Frank Ocean x The Weeknd

Coachella, Coachella. Eure Twitter- und Facebook-Timelines dürften mittlerweile kaum etwas anderes anzeigen. Neben zahlreichen Rap-Shows und der Wiederbelebung eines längst über den Jordan gegangenen Helden, konnten die Booker des hipsten Festivals auf Erden auch die beiden R’n’B-Virtuosen Frank Ocean und The Weeknd verpflichten.
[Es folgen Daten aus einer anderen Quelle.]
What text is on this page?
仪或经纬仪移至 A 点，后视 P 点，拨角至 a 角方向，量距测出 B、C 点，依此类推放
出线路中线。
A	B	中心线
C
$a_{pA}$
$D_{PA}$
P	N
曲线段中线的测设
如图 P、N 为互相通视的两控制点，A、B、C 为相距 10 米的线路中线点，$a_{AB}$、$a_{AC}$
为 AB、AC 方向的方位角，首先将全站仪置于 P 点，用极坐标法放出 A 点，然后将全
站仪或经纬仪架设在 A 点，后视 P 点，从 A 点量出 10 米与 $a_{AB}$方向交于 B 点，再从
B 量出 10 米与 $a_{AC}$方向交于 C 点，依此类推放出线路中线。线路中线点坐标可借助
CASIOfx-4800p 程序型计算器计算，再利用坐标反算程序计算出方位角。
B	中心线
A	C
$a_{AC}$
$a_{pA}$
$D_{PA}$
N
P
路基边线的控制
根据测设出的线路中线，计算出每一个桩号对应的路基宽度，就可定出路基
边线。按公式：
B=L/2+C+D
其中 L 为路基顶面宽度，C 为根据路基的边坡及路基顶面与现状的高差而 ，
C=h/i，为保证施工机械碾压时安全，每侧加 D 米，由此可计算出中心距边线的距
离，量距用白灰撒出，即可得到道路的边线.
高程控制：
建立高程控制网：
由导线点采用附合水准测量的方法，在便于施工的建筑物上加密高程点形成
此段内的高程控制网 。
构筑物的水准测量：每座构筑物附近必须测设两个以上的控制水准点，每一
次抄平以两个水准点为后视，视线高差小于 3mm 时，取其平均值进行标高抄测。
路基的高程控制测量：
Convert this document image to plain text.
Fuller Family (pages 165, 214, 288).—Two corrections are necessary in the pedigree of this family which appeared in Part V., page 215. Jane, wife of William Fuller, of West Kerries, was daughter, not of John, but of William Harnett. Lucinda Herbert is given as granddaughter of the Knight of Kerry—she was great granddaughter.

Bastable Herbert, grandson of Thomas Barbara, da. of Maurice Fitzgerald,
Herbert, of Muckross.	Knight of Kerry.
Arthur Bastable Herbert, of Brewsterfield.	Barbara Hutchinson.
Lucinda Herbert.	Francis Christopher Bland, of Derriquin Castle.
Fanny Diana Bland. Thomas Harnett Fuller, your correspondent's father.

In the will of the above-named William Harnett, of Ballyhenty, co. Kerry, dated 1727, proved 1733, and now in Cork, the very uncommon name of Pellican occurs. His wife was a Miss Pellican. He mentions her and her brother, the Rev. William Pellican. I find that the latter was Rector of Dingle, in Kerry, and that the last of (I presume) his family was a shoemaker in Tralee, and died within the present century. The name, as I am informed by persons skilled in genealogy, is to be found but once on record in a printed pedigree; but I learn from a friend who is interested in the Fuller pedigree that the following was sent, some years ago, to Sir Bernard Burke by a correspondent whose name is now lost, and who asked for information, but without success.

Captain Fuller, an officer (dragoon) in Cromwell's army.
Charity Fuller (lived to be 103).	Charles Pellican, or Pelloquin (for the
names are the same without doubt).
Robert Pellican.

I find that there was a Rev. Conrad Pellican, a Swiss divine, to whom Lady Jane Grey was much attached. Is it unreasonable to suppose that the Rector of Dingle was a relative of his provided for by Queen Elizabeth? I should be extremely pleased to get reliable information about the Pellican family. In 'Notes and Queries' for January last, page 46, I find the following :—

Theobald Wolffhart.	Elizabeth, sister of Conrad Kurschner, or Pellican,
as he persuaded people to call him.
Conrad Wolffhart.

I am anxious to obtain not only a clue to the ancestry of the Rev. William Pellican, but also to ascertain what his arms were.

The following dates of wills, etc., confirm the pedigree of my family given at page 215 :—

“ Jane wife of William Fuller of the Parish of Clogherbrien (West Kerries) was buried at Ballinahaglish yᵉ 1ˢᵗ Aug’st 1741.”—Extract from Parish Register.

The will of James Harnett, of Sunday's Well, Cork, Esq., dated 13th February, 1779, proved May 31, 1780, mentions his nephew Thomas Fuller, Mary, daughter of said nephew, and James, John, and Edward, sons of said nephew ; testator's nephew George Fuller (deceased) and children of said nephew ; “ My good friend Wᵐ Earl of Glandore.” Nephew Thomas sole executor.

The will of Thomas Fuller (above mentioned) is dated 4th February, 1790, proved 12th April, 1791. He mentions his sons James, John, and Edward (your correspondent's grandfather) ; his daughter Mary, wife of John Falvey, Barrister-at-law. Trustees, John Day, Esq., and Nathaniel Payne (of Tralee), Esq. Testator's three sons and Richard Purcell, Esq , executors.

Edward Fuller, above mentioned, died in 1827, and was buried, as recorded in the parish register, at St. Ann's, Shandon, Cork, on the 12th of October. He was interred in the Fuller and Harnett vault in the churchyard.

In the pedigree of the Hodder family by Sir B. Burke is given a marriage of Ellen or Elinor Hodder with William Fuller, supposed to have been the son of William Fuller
Frank Ocean besticht durch den extem lässigen Steve McQueen-Swag und die scheinbar mühelose und komplett unangestrengte Coolness. Dass es sich bei dem Odd Future-Mitglied um einen kommenden Superstar handelt, dürfte jedem klar sein. Sein ADHS-Kollege Tyler entert die Stage für einen gelungenen Gastauftritt, die Mädels kreischen und der Barde liefert sehr lässig ab. So als sei das Leichteste auf der Welt. Top.

The Weeknd. Die erste Live-Show in Toronto, mit Drake auf dem Balkon, gedimmtem Licht und dem rumgehenden MDMA-Kelch outete die Songs des Kanadiers als perfekte Sing-A-Longs zum benebelten Mitschunkeln. Das inoffizielle Live-Mixtape war fantastisch, die Leute drehten durch. Auf dem Coachella Festival dann die erste US-Show und irgendwie wirkt es, als sei »House Of Ballonos«, »Thursday« und »Echoes of Silence« besser für dunkle Clubs und die späte Stunde geeignet, als für den beginnenden Sonnenuntergang auf der Spielwiese. Hinzu kommt, dass Abel aufs Übelste zeigen muss, dass er den Mariah Carey-Style beherrscht und jede Oktave spielend erreicht, nur leider bricht die Stimme dann doch hin und wieder. Ihm sei es verziehen, er ist noch blutjung, sicherlich ziemlich druff und es kann ja eh nur besser werden. Die Europa-Dates folgen ja auch noch.